Bingöl halk inançlarından yapılmış bu tespitlerin büyük çoğunluğu Anadolu genelinde yaşayan inançlardır. Karatavuk bilhassa büyücülükte ve falcılıkta geçmektedir. Bitlis yöresinde ilkbaharla kümeslere ocak külü konulması halinde yumurtlamayı artıracağına inanılır. Tavuğun horoz gibi ötmesi ve köpeğin kurt gibi uluması baykuşun ötmesinin uğursuzluğu inancı hayli yaygındır. Karga öttüğü zaman hayır haber dilemek yanılmıyorsak bizim için yenidir. Halk inançlarımızda ak hayırı müjdeyi, kara ise, şerri kederi temsil ederler. Bingöl’den yapılmış bu tesbitlerle geliştirmeğe çalıştığımız Türk halk kültüründe hayvanlarla İlgili İnançlar çalışmamız zenginleşmiş olmaktadır.

Bingöl mevlitlerinin okunuş sebepleri, yerleri ve şekilleri pek farklılık göstermezler Mevlidin Kürtçe ve Zazaca okunduğuna rastlanılabiliyordu. Bingöl’de yazarın tespitine göre Türkçe okunmamaktadır. Bu görüşte olmayan araştırmacılar da vardır. Anadolu genelinde mevlitlerde hocanın önüne tuz konulur. Bu tuz “okunmuş tuz” olarak itibarla saklanır. Keza su da konulur böylece o da okunmuş olur. Şerbet de dağıtılır. Bingöl’de ise bu uygulamalar şerbet gibi tuz ve ekmek de teberruken dağıtılmaktadır. Tuz ekmek hakkı Türk kültürlü coğrafyada bilinirken bilhassa Özbekistan, Karakalpakistan, Başkurdistan, Tataristan’ta itibarlı misafirler evin ve köyün eşiğinde ekmek ve tuz ile karşılanır.
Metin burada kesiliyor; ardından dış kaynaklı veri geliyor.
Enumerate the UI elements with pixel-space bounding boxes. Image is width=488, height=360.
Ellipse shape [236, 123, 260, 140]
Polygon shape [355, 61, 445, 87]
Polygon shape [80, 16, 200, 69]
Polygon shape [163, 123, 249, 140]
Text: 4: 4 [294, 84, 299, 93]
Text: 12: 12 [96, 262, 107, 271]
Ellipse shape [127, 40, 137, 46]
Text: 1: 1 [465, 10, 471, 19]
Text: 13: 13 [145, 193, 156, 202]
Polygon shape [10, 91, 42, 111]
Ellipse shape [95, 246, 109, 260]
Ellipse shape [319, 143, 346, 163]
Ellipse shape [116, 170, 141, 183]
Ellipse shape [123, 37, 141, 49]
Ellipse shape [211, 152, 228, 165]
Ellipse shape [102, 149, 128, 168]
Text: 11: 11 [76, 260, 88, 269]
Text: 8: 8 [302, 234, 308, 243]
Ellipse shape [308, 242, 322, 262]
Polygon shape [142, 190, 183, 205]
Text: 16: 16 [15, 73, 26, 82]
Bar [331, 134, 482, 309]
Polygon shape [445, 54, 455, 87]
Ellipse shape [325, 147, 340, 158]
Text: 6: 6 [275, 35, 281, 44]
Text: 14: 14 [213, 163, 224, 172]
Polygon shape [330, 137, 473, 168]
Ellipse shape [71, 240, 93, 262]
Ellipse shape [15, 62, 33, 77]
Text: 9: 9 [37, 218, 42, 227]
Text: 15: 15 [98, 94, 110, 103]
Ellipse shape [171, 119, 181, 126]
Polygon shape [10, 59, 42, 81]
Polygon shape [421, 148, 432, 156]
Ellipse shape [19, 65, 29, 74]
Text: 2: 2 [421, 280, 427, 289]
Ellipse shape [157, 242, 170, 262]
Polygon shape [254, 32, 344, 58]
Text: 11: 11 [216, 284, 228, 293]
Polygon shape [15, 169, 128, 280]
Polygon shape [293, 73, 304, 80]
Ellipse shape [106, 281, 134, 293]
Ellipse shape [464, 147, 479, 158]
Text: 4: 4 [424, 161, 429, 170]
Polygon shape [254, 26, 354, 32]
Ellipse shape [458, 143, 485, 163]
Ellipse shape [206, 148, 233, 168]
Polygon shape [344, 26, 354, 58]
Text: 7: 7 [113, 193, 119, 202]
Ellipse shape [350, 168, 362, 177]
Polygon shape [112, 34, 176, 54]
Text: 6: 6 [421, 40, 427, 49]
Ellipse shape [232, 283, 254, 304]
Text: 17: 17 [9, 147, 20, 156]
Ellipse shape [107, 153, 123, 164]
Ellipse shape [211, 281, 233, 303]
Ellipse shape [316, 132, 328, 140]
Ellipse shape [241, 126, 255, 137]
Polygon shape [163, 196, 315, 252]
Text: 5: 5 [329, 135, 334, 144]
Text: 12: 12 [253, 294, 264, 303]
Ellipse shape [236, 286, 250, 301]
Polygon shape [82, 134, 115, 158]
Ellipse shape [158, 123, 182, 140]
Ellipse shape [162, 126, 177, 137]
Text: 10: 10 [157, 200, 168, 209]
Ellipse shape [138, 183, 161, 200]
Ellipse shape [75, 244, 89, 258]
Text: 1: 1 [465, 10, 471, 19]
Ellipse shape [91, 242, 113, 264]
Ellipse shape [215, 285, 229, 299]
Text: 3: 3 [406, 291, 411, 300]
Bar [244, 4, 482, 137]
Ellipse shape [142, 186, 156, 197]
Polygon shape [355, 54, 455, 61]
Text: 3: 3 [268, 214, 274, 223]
Bingöl muska inancının içerisinde bizim ilk defa duyduğumuz ekmek okutmak vardır. Hırsızın yakalanması için ekmek okutulur bu ensede hırsızın gözlerinin şişeceğine inanılır. Biz hırsızın bulunması ve cezalandırılması için, sidikliğinin bağlatıldığını böyle hallerde hırsızın anılan organının şişeceği inancının olduğunu biliyorduk Ekmekle ilgili inanç tesbitlerimize bir yenisi eklenilmiş oldu. Bingöl nuska kültüründeki, kara gözlülerin nazarının değmeyeceği inancı da bizim için yenidir. Türk kültür coğrafyasında mavi gözlülerin nazarda etkili oldukları inancı vardır. At nalı, kaplumbağa kabuğu, hayvan baş iskeleti, koç ve geyik boynuzu ile ilgili uygulamalar yaygındır. Bingöl’de Nazardan korunmak için evde tuz gezdirilir. Suyun içine köz atılır ve şüpheli şahısların isimleri söylenir, köz alta batarsa ismi söylenen kimsenin nazar ettiğine inanılır.
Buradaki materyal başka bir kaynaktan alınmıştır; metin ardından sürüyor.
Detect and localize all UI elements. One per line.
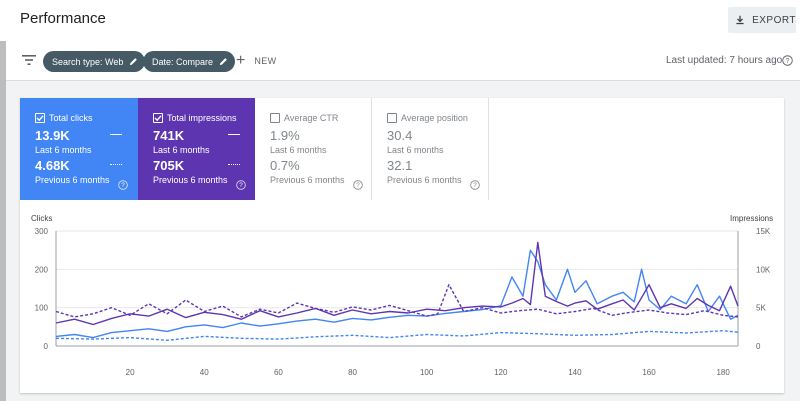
help-icon[interactable]: ? [236, 180, 246, 190]
series-line [55, 241, 739, 326]
performance-chart: Clicks Impressions 0 100 200 300 0 5K 10K 15K 20… [20, 208, 784, 393]
metric-title: Total impressions [167, 113, 237, 123]
metric-title: Average CTR [284, 113, 339, 123]
dashed-line-legend [228, 164, 240, 165]
filter-bar: Search type: Web Date: Compare + NEW Las… [6, 41, 800, 81]
y-axis-left-title: Clicks [31, 214, 53, 223]
top-app-bar: Performance EXPORT [0, 0, 800, 41]
edit-icon [130, 58, 138, 66]
metric-average-position[interactable]: Average position 30.4 Last 6 months 32.1… [372, 98, 489, 200]
y-tick-label-right: 10K [756, 265, 771, 274]
date-chip-label: Date: Compare [152, 56, 214, 67]
y-tick-label-left: 0 [44, 342, 49, 351]
checkbox-checked[interactable] [153, 113, 163, 123]
x-tick-label: 120 [494, 368, 508, 377]
metric-previous-period: Previous 6 months [270, 175, 345, 185]
metric-title: Average position [401, 113, 468, 123]
metric-previous-value: 705K [153, 158, 185, 173]
plus-icon: + [236, 52, 246, 69]
metric-current-period: Last 6 months [270, 145, 327, 155]
metric-current-value: 741K [153, 128, 185, 143]
metric-title: Total clicks [49, 113, 93, 123]
edit-icon [219, 58, 227, 66]
help-icon[interactable]: ? [470, 180, 480, 190]
filter-icon[interactable] [22, 54, 36, 66]
metric-total-impressions[interactable]: Total impressions 741K Last 6 months 705… [138, 98, 255, 200]
svg-text:?: ? [356, 182, 360, 189]
svg-text:?: ? [473, 182, 477, 189]
solid-line-legend [110, 134, 122, 135]
y-tick-label-left: 300 [35, 227, 49, 236]
y-tick-label-right: 15K [756, 227, 771, 236]
check-icon [154, 115, 162, 122]
checkbox-unchecked[interactable] [270, 113, 280, 123]
export-button[interactable]: EXPORT [728, 7, 796, 33]
x-tick-label: 20 [126, 368, 135, 377]
metric-previous-value: 32.1 [387, 158, 413, 173]
metric-previous-period: Previous 6 months [35, 175, 110, 185]
series-line [55, 283, 739, 318]
metric-current-value: 1.9% [270, 128, 300, 143]
help-icon[interactable]: ? [118, 180, 128, 190]
metric-average-ctr[interactable]: Average CTR 1.9% Last 6 months 0.7% Prev… [255, 98, 372, 200]
new-filter-button[interactable]: + NEW [236, 53, 277, 69]
metric-current-value: 30.4 [387, 128, 413, 143]
metric-total-clicks[interactable]: Total clicks 13.9K Last 6 months 4.68K P… [20, 98, 138, 200]
search-type-chip-label: Search type: Web [52, 56, 124, 67]
date-compare-chip[interactable]: Date: Compare [143, 51, 236, 72]
metric-previous-period: Previous 6 months [387, 175, 462, 185]
checkbox-checked[interactable] [35, 113, 45, 123]
metric-current-value: 13.9K [35, 128, 70, 143]
svg-text:?: ? [786, 58, 790, 65]
help-icon[interactable]: ? [782, 55, 793, 66]
last-updated-text: Last updated: 7 hours ago [666, 55, 783, 66]
side-panel-edge [0, 41, 6, 401]
svg-text:?: ? [121, 182, 125, 189]
chart-plot-area[interactable]: 0 100 200 300 0 5K 10K 15K 20 40 60 80 100 120 140 160 1… [20, 208, 784, 393]
x-tick-label: 60 [274, 368, 283, 377]
x-tick-label: 100 [420, 368, 434, 377]
y-tick-label-right: 0 [756, 342, 761, 351]
x-tick-label: 180 [716, 368, 730, 377]
y-axis-right-title: Impressions [730, 214, 774, 223]
new-filter-label: NEW [254, 56, 277, 66]
x-tick-label: 80 [348, 368, 357, 377]
y-tick-label-left: 200 [35, 265, 49, 274]
help-icon[interactable]: ? [353, 180, 363, 190]
solid-line-legend [228, 134, 240, 135]
metric-current-period: Last 6 months [387, 145, 444, 155]
dashed-line-legend [110, 164, 122, 165]
x-tick-label: 140 [568, 368, 582, 377]
y-tick-label-left: 100 [35, 304, 49, 313]
export-label: EXPORT [752, 14, 796, 26]
performance-card: Total clicks 13.9K Last 6 months 4.68K P… [20, 98, 784, 393]
checkbox-unchecked[interactable] [387, 113, 397, 123]
svg-text:?: ? [239, 182, 243, 189]
metric-current-period: Last 6 months [35, 145, 92, 155]
page-title: Performance [20, 10, 106, 27]
metric-previous-value: 4.68K [35, 158, 70, 173]
series-line [55, 249, 739, 339]
metric-previous-value: 0.7% [270, 158, 300, 173]
metric-previous-period: Previous 6 months [153, 175, 228, 185]
x-tick-label: 160 [642, 368, 656, 377]
metric-current-period: Last 6 months [153, 145, 210, 155]
download-icon [736, 15, 744, 25]
y-tick-label-right: 5K [756, 304, 766, 313]
series-line [55, 329, 739, 342]
x-tick-label: 40 [200, 368, 209, 377]
check-icon [36, 115, 44, 122]
search-type-chip[interactable]: Search type: Web [43, 51, 146, 72]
Aynı halk kültürünü paylaşan diğer Türk kültürlü halklarda olduğu gibi, Bingöl’de de rüyalar uğurlu veya uğursuz veya rahmani ve şeytani olarak ayrılır, sabaha karşı görülen rüyaların ve büyük zatların gördükleri rüyaların gerçekleşeceğine inanılır kötü rüyalar başkalarına anlatılmaz

Bingöl’de evlenmemiş kız ve erkeğin kısmetini açmak için ziyaretlere gidilir dua edilir, ip bağlanır, kurban kesilir rüya görmeğe çalışılır görülen rüyaya göre kısmetini açılacağına inanılır. Ziyaretten alınan taş veya ağaç parçası evleninceye kadar saklanılır. Gençler tekkelerde nefesi kuvvetli Dedelere okutulur, camide yazma açılır veya camide yazma bırakılır, kurşun dökülür, kilit açılır. Evlenmek çağına gelmiş bir genç kızın misafir olarak gittiği evden bir anahtar alır, onu yastığının altına koyar, niyet tutar ve kısmetinin rüyasına gireceğine inanılır. Genç kızlar gelinlerin ayakkabılarının altına isimlerini yazarlar, gelinin oturduğu baba evindeki son sandalyeye oturulur, evlenen gencin şerbetinden evlenmesi istenilen gencin kulaklarına sürülür, üç yol ağzında kilit ve anahtar açılır, hazırlanan tuzlu ekmeğin bir parçası kısmet bekleyen kız tarafından yenilir diğer parçası pencerenin önüne konulur Karga bu ekmeği hangi tarafa götürür ise, kısmetin o tarafta olduğuna inanılır. Elin üzerine uğur böceği konulur ve uçtuğu yön takip edilerek anlam çıkarılır. Bu esnada “bexto vewe mı şın kumca” kısmetimin olduğu yöne doğru uç anlamında bir şeyler denir.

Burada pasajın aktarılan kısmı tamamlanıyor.